Why is it a drawing curriculum?
Well, the apprentice magician was supposed to get a book with this information, called a grimoire or grammar, and from it he or she would receive instructions on what to do and how to do it. The recipes for the medicines and potions contained ingredients that would be dangerous to work with, and in some cases outright poisonous. What would seem safe? The instructions on manufacturing talismans and dosing them with incense smoke. How did one manufacture a talisman? By drawing a picture. How did one draw the picture, by copying it? No.
By imagining it. The student ‘wizard’ or magician had to read a written description of the image, and then, based on that written description, produce a relevant image. The description of the left image is “A man writing letters” or “a man holding scrolls”. (This reminded me of many images of early Christian art, showing the four gospel authors seated at desks, writing). The image on the right is described as “a man holding a scale.”
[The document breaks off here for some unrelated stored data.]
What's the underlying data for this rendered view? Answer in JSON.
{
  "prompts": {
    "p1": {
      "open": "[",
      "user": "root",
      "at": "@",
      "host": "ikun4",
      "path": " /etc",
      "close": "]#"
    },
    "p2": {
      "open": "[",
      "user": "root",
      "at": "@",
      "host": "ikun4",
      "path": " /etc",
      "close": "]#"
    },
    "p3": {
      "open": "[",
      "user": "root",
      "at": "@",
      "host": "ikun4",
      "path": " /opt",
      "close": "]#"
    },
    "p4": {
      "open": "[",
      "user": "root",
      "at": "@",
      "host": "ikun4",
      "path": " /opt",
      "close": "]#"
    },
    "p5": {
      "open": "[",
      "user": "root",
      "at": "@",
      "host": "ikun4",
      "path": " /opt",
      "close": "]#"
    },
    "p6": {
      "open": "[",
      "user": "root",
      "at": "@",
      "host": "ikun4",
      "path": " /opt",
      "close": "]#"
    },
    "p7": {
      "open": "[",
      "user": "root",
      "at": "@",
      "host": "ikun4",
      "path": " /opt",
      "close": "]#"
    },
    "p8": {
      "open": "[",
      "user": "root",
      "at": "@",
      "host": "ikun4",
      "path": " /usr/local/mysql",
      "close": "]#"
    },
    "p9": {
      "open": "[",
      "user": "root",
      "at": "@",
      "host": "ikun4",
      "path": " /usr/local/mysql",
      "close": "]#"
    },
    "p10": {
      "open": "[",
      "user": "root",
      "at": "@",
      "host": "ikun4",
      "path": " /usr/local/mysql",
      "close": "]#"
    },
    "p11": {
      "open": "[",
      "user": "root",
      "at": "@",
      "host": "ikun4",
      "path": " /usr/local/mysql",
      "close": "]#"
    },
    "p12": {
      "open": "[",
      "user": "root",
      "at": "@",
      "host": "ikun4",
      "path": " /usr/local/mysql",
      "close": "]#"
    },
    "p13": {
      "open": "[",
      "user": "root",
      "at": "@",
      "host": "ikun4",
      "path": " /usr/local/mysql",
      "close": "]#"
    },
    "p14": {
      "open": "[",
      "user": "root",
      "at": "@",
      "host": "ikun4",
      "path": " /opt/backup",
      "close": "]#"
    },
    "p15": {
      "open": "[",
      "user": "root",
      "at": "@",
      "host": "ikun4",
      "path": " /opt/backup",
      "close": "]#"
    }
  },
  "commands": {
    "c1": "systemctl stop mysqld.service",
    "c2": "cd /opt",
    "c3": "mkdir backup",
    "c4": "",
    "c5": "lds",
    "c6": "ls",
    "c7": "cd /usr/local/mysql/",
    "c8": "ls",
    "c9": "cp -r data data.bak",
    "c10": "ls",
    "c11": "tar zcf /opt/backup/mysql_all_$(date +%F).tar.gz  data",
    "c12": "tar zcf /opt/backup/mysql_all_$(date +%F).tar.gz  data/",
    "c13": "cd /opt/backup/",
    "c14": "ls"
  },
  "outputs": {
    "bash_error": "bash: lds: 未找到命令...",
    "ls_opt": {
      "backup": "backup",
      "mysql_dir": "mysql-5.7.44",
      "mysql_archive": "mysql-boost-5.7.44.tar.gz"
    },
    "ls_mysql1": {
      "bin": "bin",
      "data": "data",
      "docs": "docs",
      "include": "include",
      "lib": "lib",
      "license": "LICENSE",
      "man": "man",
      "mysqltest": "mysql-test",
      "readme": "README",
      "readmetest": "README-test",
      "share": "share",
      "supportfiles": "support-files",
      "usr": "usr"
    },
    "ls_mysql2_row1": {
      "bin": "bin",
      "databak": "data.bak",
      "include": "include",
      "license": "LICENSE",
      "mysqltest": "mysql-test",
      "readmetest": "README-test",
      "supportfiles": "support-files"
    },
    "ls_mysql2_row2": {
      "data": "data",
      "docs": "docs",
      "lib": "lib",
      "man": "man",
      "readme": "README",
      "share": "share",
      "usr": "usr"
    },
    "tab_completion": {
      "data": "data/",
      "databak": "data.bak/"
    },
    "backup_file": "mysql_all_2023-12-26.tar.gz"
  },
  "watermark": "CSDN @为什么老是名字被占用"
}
So… now our theoretical apprentice magician has produced twenty-eight images or pictures of men and women doing various sorts of activities. He produced them rapidly — Each image must be drawn during a roughly-24-hour long period, when the Moon is in the right part of the sky. He does so at a basic level of skill, but presumably not perfectly. He does not get the magical results he wants — but the last few images he created are much better than the first few he produced. He starts the process again, and re-draws his images. The magical results are still not good, but! Our artist has successfully produced three months of practice images of a standard list of themes. Perhaps at the same time that he works on the Mansions of the Moon, he attempts the Decans, or the Angelic images. His drawing talents improve… He decides to take his sketchbook into the streets to look for live versions of people doing the activities indicated in the magical textbook. He becomes an observer of real people. He makes real drawings of people doing the real activities described in the magical book. His artwork becomes better. He gets noticed. His work is admired. He wins commissions, finds a lover, becomes an advisor to kings and princes, and eventually finds a tutor in magic… even though he does not need tutoring in magic.
He has found his own magic.
Suddenly, the Renaissance makes a lot more sense, doesn’t it?
The fifteenth and sixteenth Mansions of the Moon are supposed to represent two of the three signs that grant powers in business.